Rashidi Amir Adel, Anis Aslam H, Marra Carlo A
Centre for Clinical Epidemiology and Evaluation, Faculty of Pharmaceutical Sciences, University of British Columbia, Canada.
Health Qual Life Outcomes. 2006 Apr 20;4:25. doi: 10.1186/1477-7525-4-25.
Assessment of Health Related Quality of Life (HRQL) has become increasingly important and various direct and indirect methods and instruments have been devised to measure it. In direct methods such as Visual Analog Scale (VAS) and Standard Gamble (SG), respondent both assesses and values health states therefore the final score reflects patient's preferences. In indirect methods such as multi-attribute health status classification systems, the patient provides the assessment of a health state and then a multi-attribute utility function is used for evaluation of the health state. Because these functions have been estimated using valuations of general population, the final score reflects community's preferences. The objective of this study is to assess the agreement between community preferences derived from the Health Utilities Index Mark 2 (HUI2) and Mark 3 (HUI3) systems, and patient preferences.
Visual analog scale (VAS) and HUI scores were obtained from a sample of 320 rheumatoid arthritis patients. VAS scores were adjusted for end-aversion bias and transformed to standard gamble (SG) utility scores using 8 different power conversion formulas reported in other studies. Individual level agreement between SG utilities and HUI2 and HUI3 utilities was assessed using the intraclass correlation coefficient (ICC). Group level agreement was assessed by comparing group means using the paired t-test.

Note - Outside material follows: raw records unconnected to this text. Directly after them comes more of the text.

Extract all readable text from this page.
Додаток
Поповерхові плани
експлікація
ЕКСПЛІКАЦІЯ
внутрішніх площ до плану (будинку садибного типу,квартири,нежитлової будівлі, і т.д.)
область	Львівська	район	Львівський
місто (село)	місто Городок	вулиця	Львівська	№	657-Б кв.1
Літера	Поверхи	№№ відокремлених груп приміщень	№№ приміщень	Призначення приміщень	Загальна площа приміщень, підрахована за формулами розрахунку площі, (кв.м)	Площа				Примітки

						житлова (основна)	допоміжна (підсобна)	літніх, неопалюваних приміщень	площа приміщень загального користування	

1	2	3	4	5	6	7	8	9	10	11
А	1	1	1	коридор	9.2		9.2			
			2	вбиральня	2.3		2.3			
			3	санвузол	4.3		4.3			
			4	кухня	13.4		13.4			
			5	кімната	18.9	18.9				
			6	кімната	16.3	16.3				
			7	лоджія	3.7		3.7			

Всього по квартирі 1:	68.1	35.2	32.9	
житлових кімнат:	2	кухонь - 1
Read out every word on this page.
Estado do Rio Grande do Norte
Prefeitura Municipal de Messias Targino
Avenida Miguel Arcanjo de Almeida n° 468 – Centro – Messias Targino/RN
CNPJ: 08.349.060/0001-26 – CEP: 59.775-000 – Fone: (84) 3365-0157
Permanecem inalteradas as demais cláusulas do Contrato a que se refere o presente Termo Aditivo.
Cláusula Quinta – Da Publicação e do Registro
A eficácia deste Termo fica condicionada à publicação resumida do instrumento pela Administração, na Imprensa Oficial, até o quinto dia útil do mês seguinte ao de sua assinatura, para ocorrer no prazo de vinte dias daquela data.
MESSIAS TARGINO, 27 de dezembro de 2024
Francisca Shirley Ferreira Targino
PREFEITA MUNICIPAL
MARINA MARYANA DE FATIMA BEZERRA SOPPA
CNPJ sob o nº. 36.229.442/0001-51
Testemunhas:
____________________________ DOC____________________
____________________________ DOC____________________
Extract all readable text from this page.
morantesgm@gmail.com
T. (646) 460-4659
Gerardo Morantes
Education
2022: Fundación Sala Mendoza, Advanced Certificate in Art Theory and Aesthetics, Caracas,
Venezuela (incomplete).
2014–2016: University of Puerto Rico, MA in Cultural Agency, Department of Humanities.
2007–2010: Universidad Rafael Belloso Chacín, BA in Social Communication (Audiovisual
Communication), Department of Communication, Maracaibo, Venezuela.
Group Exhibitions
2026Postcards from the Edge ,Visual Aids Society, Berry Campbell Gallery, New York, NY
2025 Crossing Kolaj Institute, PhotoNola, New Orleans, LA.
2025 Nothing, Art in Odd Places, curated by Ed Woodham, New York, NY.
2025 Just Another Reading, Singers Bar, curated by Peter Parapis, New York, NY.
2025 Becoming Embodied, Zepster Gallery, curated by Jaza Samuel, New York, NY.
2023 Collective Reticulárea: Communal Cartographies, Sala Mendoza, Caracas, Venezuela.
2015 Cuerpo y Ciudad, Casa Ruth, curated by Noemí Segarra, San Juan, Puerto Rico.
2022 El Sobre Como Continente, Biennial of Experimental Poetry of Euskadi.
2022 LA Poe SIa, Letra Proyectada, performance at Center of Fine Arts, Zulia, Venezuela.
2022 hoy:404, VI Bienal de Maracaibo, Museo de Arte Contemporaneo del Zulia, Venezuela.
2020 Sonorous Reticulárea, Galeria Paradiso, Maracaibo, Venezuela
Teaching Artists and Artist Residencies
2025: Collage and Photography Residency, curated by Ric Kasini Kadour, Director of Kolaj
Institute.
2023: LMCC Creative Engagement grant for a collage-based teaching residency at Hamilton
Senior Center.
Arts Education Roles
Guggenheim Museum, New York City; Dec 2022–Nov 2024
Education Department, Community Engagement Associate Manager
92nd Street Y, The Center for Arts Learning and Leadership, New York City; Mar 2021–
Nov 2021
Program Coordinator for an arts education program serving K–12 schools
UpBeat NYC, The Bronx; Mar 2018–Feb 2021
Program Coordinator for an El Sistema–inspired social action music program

After examining all 8 different SG estimates, the ICC (95% confidence interval) between SG and HUI2 utilities ranged from 0.45 (0.36 to 0.54) to 0.55 (0.47 to 0.62). The ICC between SG and HUI3 utilities ranged from 0.45 (0.35 to 0.53) to 0.57 (0.49 to 0.64). The mean differences between SG and HUI2 utilities ranged from 0.10 (0.08 to 0.12) to 0.22 (0.20 to 0.24). The mean differences between SG and HUI3 utilities ranged from 0.18 (0.16 to 0.2) to 0.28 (0.26 to 0.3).
At the individual level, patient and community preferences show moderate to strong agreement, but at the group level they have clinically important and statistically significant differences. Using different sources of preference might alter clinical and policy decisions that are based on methods that incorporate HRQL assessment. VAS-derived utility scores are not good substitutes for HUI scores.
健康相关生活质量(HRQL)评估变得越来越重要,人们设计了各种直接和间接的方法及工具来进行测量。在视觉模拟量表(VAS)和标准博弈法(SG)等直接方法中,受访者既要评估健康状态又要对其进行赋值,因此最终得分反映了患者的偏好。在多属性健康状态分类系统等间接方法中,患者对健康状态进行评估,然后使用多属性效用函数来评估该健康状态。由于这些函数是根据普通人群的估值估算出来的,所以最终得分反映了社区的偏好。本研究的目的是评估源自健康效用指数Mark 2(HUI2)和Mark 3(HUI3)系统的社区偏好与患者偏好之间的一致性。
从320名类风湿性关节炎患者的样本中获取视觉模拟量表(VAS)得分和HUI得分。对VAS得分进行了终点厌恶偏差调整,并使用其他研究报告的8种不同的幂转换公式将其转换为标准博弈(SG)效用得分。使用组内相关系数(ICC)评估SG效用与HUI2和HUI3效用之间的个体水平一致性。通过配对t检验比较组均值来评估组水平一致性。
在检查了所有8种不同的SG估计值后,SG与HUI2效用之间的ICC(95%置信区间)范围为0.45(0.36至0.54)至0.55(0.47至0.62)。SG与HUI3效用之间的ICC范围为0.45(0.35至0.53)至0.57(0.49至0.64)。SG与HUI2效用之间的平均差异范围为0.10(0.08至0.12)至0.22(0.20至0.24)。SG与HUI3效用之间的平均差异范围为0.18(0.16至0.2)至0.28(0.26至0.3)。
在个体水平上,患者和社区偏好显示出中度至高度的一致性,但在组水平上,它们存在具有临床重要性和统计学显著性的差异。使用不同的偏好来源可能会改变基于纳入HRQL评估的方法所做出的临床和政策决策。源自VAS的效用得分不能很好地替代HUI得分。